‘Accelerated Path to Wings’ pilot training makes history
By Benjamin Faske, 12th Flying Training Wing Public Affairs
/ Published March 16, 2021
JOINT BASE SAN ANTONIO-RANDOLPH, Texas (AFNS) --
Seven Airmen made history as the first “Accelerated Path to Wings” program graduated and they transitioned from students to Air Force pilots during a ceremony March 12.
Nicknamed the “XPW” program, the course is part of Air Education and Training Command's current pilot training transformation efforts and consists of students completing an undergraduate pilot training curriculum that only utilizes one airframe, the T-1 Jayhawk.
“We had students from various backgrounds, including five who had completed their initial flight training and two who had earned their private pilot’s license,” said Lt. Col. Eric Peterson, 99th Flying Training Squadron commander, “This is a great program for students who want to go fly heavy aircraft in Air Mobility Command, or who want to go fly certain aircraft in special operations or in Air Combat Command.”
Traditional UPT is a three-phase program that produces pilots in 12 months. The XPW program is done in two phases and graduates students in about seven months.
The first phase in XPW includes preflight academics where students learn general aviation terminology, after which students go directly to the T-1 aircraft, skipping the traditional route of flying the T-6 Texan II.

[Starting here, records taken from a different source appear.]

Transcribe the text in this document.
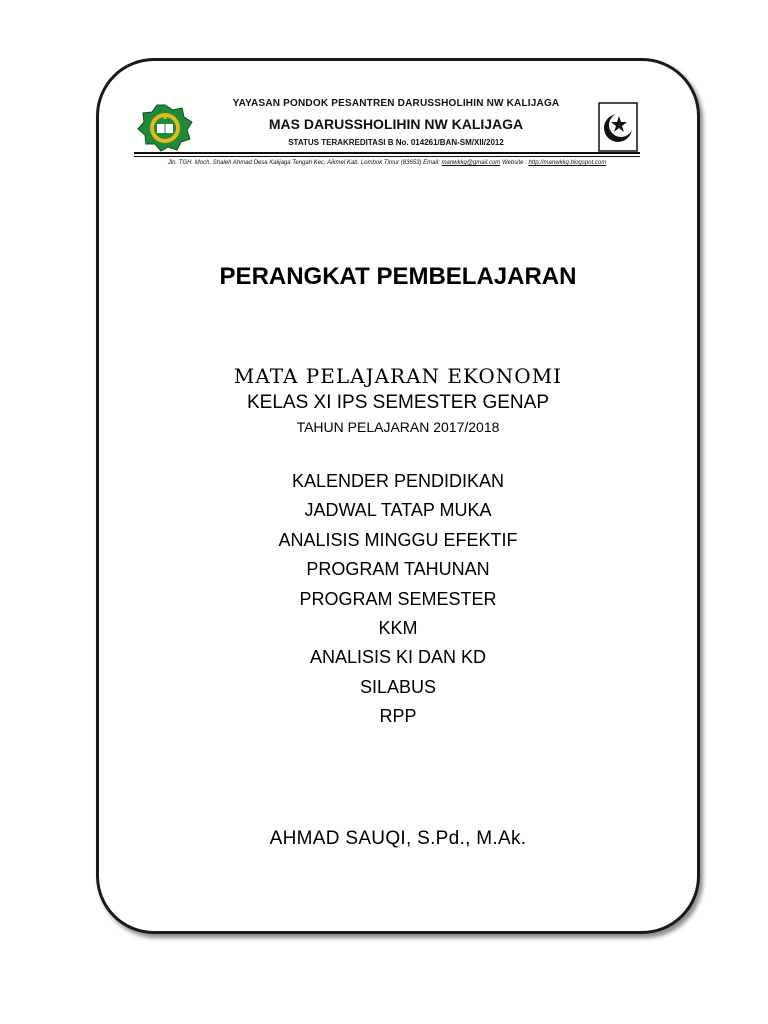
YAYASAN PONDOK PESANTREN DARUSSHOLIHIN NW KALIJAGA
MAS DARUSSHOLIHIN NW KALIJAGA
STATUS TERAKREDITASI B No. 014261/BAN-SM/XII/2012
Jln. TGH. Moch. Shaleh Ahmad Desa Kalijaga Tengah Kec. Aikmel Kab. Lombok Timur (83653) Email: manwkkg@gmail.com Website : http://manwkkg.blogspot.com
PERANGKAT PEMBELAJARAN
MATA PELAJARAN EKONOMI
KELAS XI IPS SEMESTER GENAP
TAHUN PELAJARAN 2017/2018
KALENDER PENDIDIKAN
JADWAL TATAP MUKA
ANALISIS MINGGU EFEKTIF
PROGRAM TAHUNAN
PROGRAM SEMESTER
KKM
ANALISIS KI DAN KD
SILABUS
RPP
AHMAD SAUQI, S.Pd., M.Ak.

At the 12th Training Squadron’s simulator branch, the students developed extensive training profiles, allowing them to practice and be certified as proficient in the aircraft. Once students make it through the required simulator training, they go on to fly in the T-1 under the guidance of the 99th FTS team.
After receiving their diplomas, the new pilots followed a tradition called breaking of the wings, which originated decades ago when the Army Air Corps first started issuing pilot wings to young graduating aviators.

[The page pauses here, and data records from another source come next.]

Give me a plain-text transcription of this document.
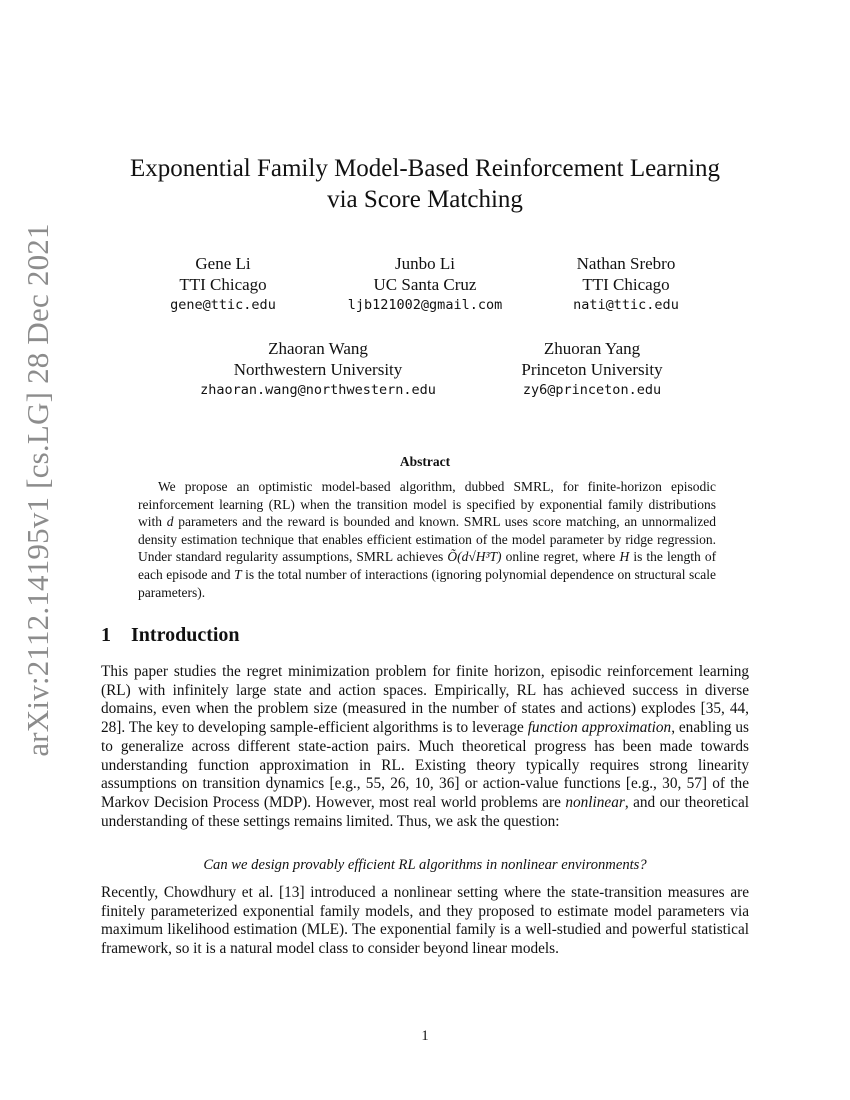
arXiv:2112.14195v1 [cs.LG] 28 Dec 2021
Exponential Family Model-Based Reinforcement Learning
via Score Matching
Gene Li
TTI Chicago
gene@ttic.edu
Junbo Li
UC Santa Cruz
ljb121002@gmail.com
Nathan Srebro
TTI Chicago
nati@ttic.edu
Zhaoran Wang
Northwestern University
zhaoran.wang@northwestern.edu
Zhuoran Yang
Princeton University
zy6@princeton.edu
Abstract

We propose an optimistic model-based algorithm, dubbed SMRL, for finite-horizon episodic reinforcement learning (RL) when the transition model is specified by exponential family distributions with d parameters and the reward is bounded and known. SMRL uses score matching, an unnormalized density estimation technique that enables efficient estimation of the model parameter by ridge regression. Under standard regularity assumptions, SMRL achieves Õ(d√H³T) online regret, where H is the length of each episode and T is the total number of interactions (ignoring polynomial dependence on structural scale parameters).

1 Introduction

This paper studies the regret minimization problem for finite horizon, episodic reinforcement learning (RL) with infinitely large state and action spaces. Empirically, RL has achieved success in diverse domains, even when the problem size (measured in the number of states and actions) explodes [35, 44, 28]. The key to developing sample-efficient algorithms is to leverage function approximation, enabling us to generalize across different state-action pairs. Much theoretical progress has been made towards understanding function approximation in RL. Existing theory typically requires strong linearity assumptions on transition dynamics [e.g., 55, 26, 10, 36] or action-value functions [e.g., 30, 57] of the Markov Decision Process (MDP). However, most real world problems are nonlinear, and our theoretical understanding of these settings remains limited. Thus, we ask the question:

Can we design provably efficient RL algorithms in nonlinear environments?

Recently, Chowdhury et al. [13] introduced a nonlinear setting where the state-transition measures are finitely parameterized exponential family models, and they proposed to estimate model parameters via maximum likelihood estimation (MLE). The exponential family is a well-studied and powerful statistical framework, so it is a natural model class to consider beyond linear models.

1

Graduation day was filled with excitement for 2nd Lt. Kassandra Fochtman, who is headed to McConnell Air Force Base, Kansas, to fly the KC-135 Stratotanker.
“It feels amazing to have endured the last seven months of pilot training to reach this point. It’s all been worth it,” she said. “I’m extremely proud. I can’t wait to begin flying around the world.”
One freshly minted pilot stood out from amongst his peers as he received the Top Stick award, Distinguished Graduate award and the AETC Commander's Trophy.
“Graduating from the first XPW class is pretty special,” said 2nd Lt. Andrew Button, who is slated to fly the C-17 Globemaster III at Joint Base Charleston, South Carolina. “I volunteered for this not knowing if it would work out or not, but I just put my trust in the Air Force. I want to give credit to my family and the world-class instructor pilots at the 99th FTS.”
Col. Robert Moschella, 12th Operations Group commander, served as the guest speaker. “The XPW program is a great way to capitalize on T-1 capacity to produce high quality pilots for the Air Force. These students had a great attitude throughout the program and showed an unrelenting willingness to learn and earn their wings.”